Flat-File (Spreadsheet style) versus Relational Databases

I see the question coming up more and more of when to switch from something like Excel to something more like Access or a more fully fledged database server like MS SQL Server for data storage. So, here are a few things I find useful to consider when deciding between a relational database (RDB) driven versus a spreadsheet driven tracker:

  • Number of people trying to access the same data at the same time.
  • Size of the data to be stored.
  • How well you know the data structures you’ll be storing.
  • Integrity constraints needed by business requirements for the base data.
  • Complexity and number of calculations to be performed on the stored data.

If you’re going to have more than two people trying to coordinate update/delete access to the base data, an RDB starts looking better. The more people, the better it looks.

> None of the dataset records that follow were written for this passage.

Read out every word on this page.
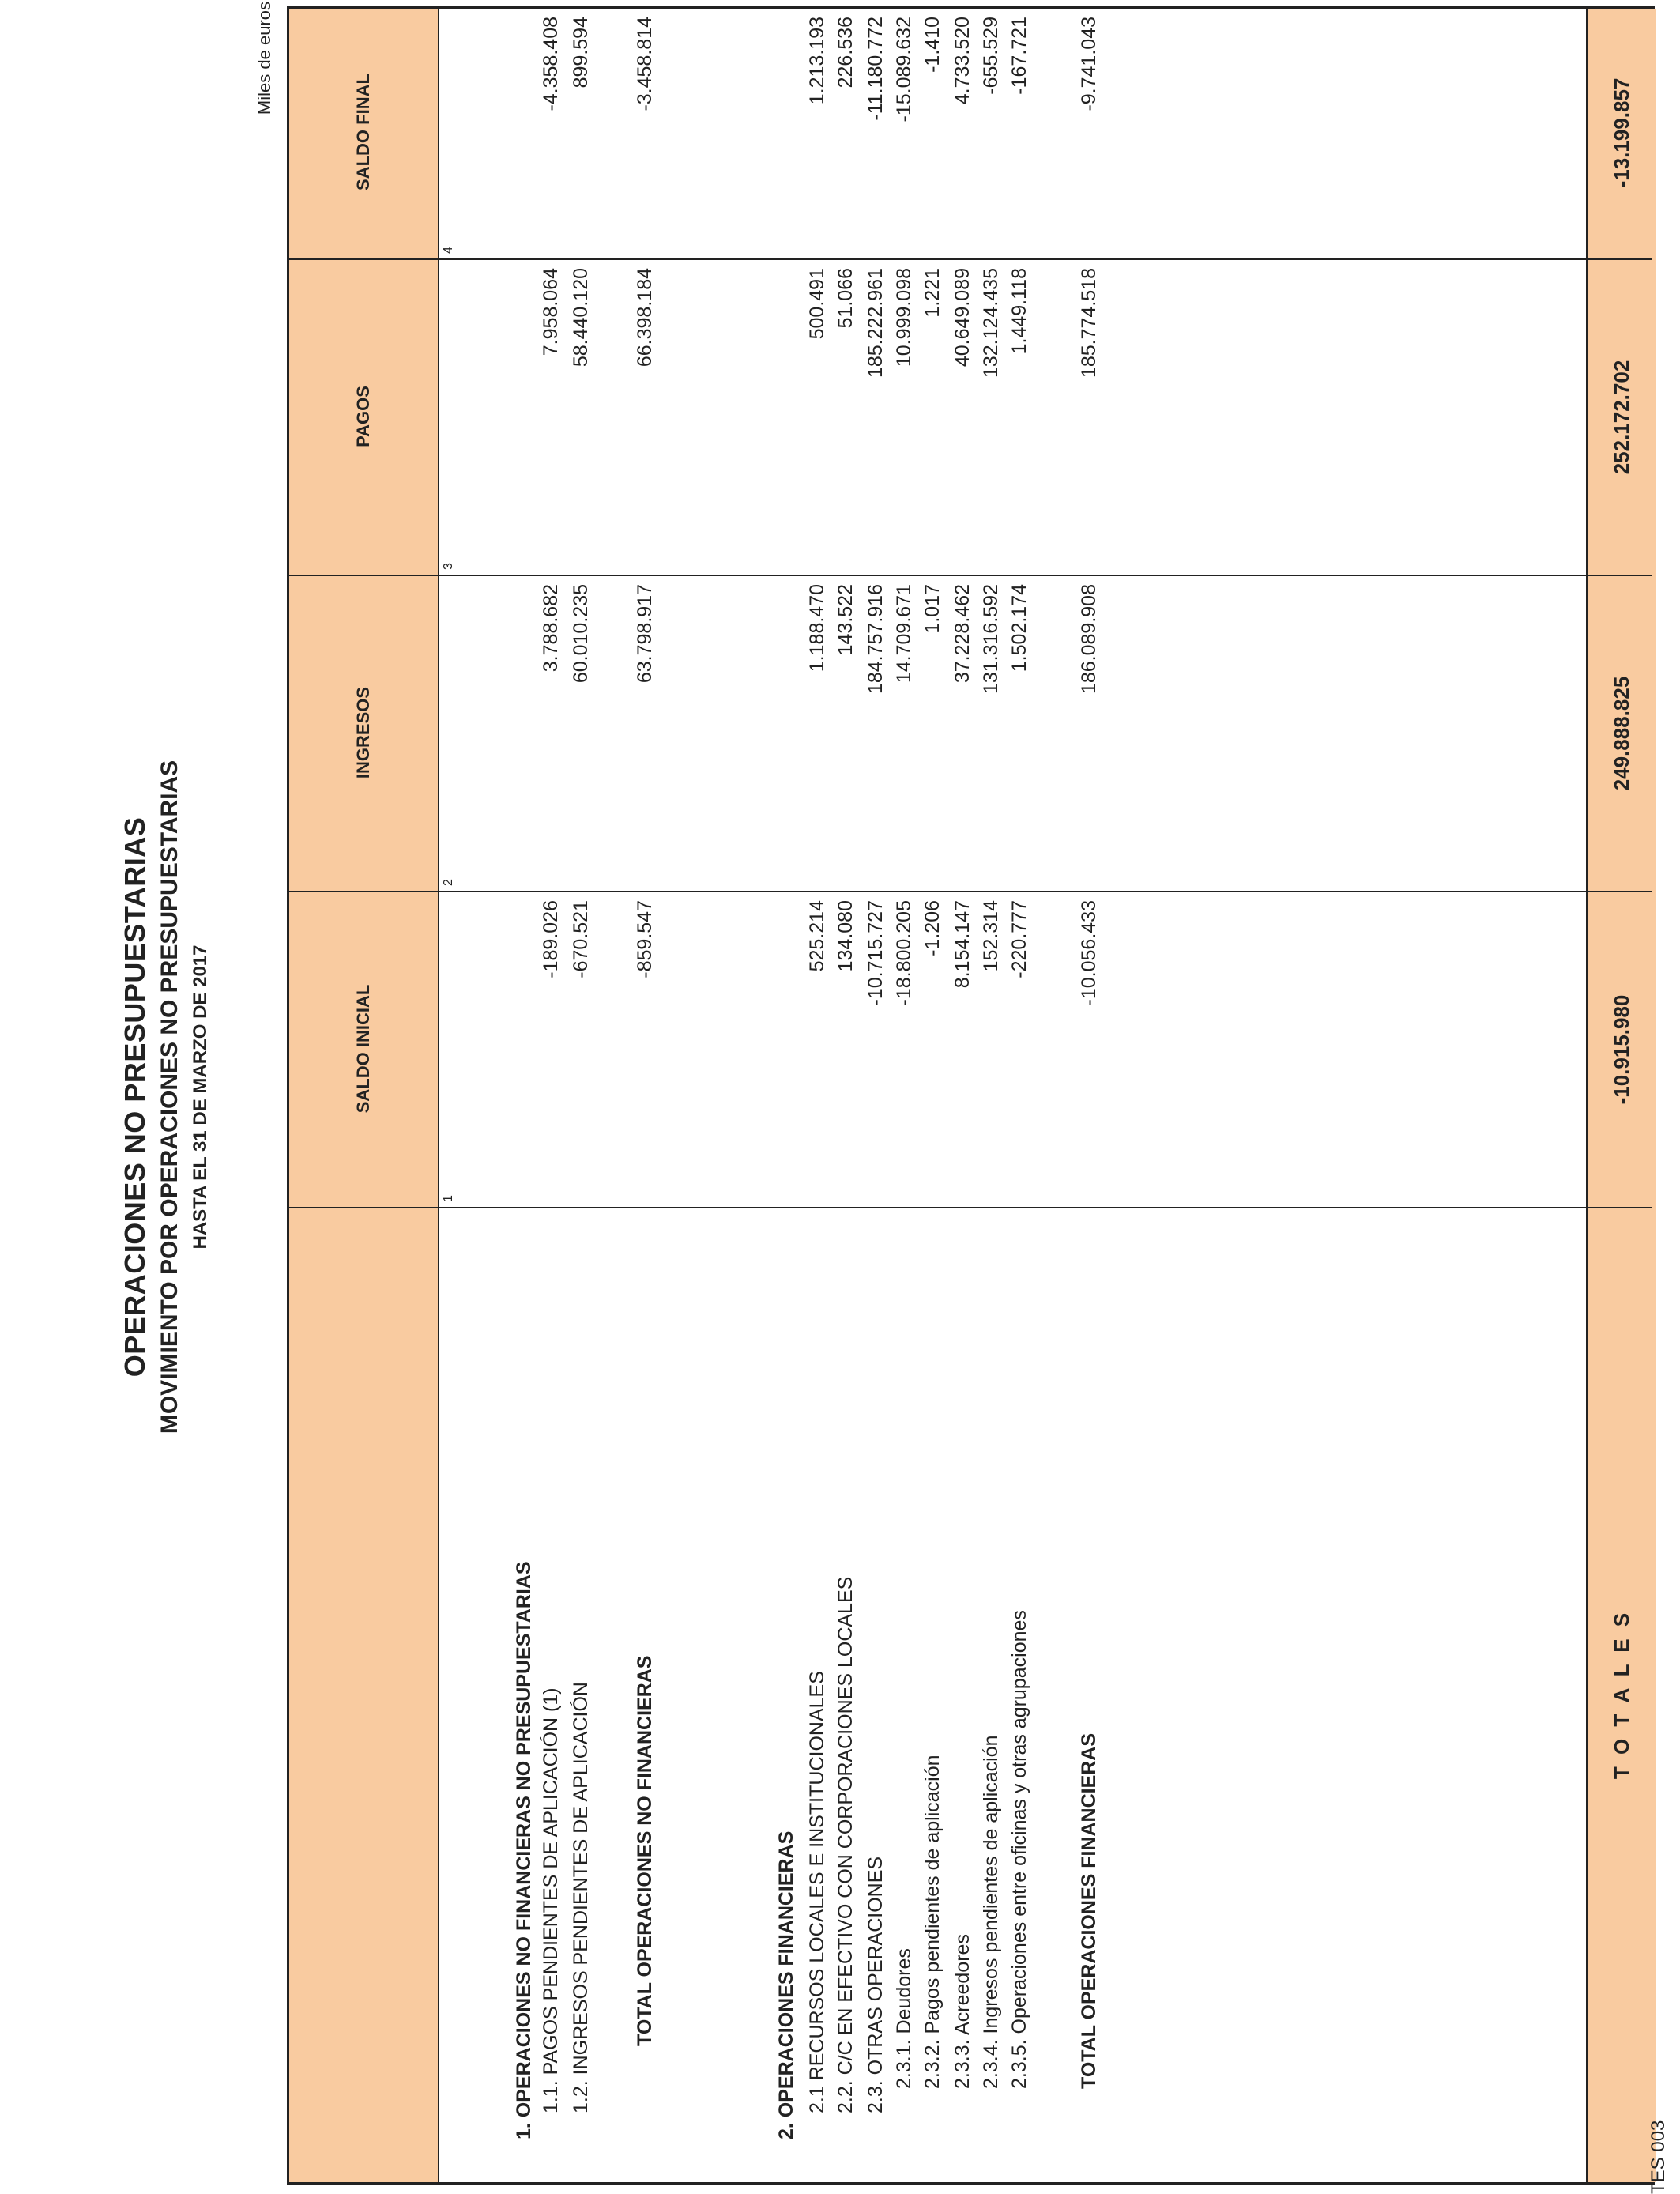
OPERACIONES NO PRESUPUESTARIAS MOVIMIENTO POR OPERACIONES NO PRESUPUESTARIAS HASTA EL 31 DE MARZO DE 2017
Miles de euros
SALDO INICIAL
INGRESOS
PAGOS
SALDO FINAL
1
2
3
4
1. OPERACIONES NO FINANCIERAS NO PRESUPUESTARIAS 1.1. PAGOS PENDIENTES DE APLICACIÓN (1) 1.2. INGRESOS PENDIENTES DE APLICACIÓN TOTAL OPERACIONES NO FINANCIERAS	2. OPERACIONES FINANCIERAS 2.1 RECURSOS LOCALES E INSTITUCIONALES 2.2. C/C EN EFECTIVO CON CORPORACIONES LOCALES 2.3. OTRAS OPERACIONES 2.3.1. Deudores 2.3.2. Pagos pendientes de aplicación 2.3.3. Acreedores 2.3.4. Ingresos pendientes de aplicación 2.3.5. Operaciones entre oficinas y otras agrupaciones TOTAL OPERACIONES FINANCIERAS
-189.026
3.788.682
7.958.064
-4.358.408
-670.521
60.010.235
58.440.120
899.594
-859.547
63.798.917
66.398.184
-3.458.814
525.214
1.188.470
500.491
1.213.193
134.080
143.522
51.066
226.536
-10.715.727
184.757.916
185.222.961
-11.180.772
-18.800.205
14.709.671
10.999.098
-15.089.632
-1.206
1.017
1.221
-1.410
8.154.147
37.228.462
40.649.089
4.733.520
152.314
131.316.592
132.124.435
-655.529
-220.777
1.502.174
1.449.118
-167.721
-10.056.433
186.089.908
185.774.518
-9.741.043
T O T A L E S
-10.915.980
249.888.825
252.172.702
-13.199.857
TES 003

Setting up an RDB requires a lot more forethought than setting up a spreadsheet. If you know for sure everything you need to store and how it all logically relates, that makes the RDB a lot easier to set up, but still not as easy as a spreadsheet.

If you don’t know for sure how you need to store things, the spreadsheet allows you to more easily change the structure of the stored data.

That ease of changing things in a spreadsheet is a draw back if you need a high level of data integrity, because setting up data validations in Excel, for example, can be painful, whereas it’s just part of the design process with an RDB. Spreadsheets effectively require the users to handle the data validation checks.

Now, if you have some a few simple calculations to perform, that can easily be set up in a view/query. Access will bog down if the total number of calculations gets into the thousands (depending on the speed of the computer it’s running on), but an RDBMS like SQL Server can handle a pretty serious work load of simple calculations easily. Complex calculations, however, are where spreadsheets shine.

The good news is that even if it makes sense to store the data in an RDB, most modern spreadsheet programs can use that as a data source and still handle the number crunching for you. You just need to ensure that you’re giving the spreadsheet a view/query with all the base data it needs for the number crunching.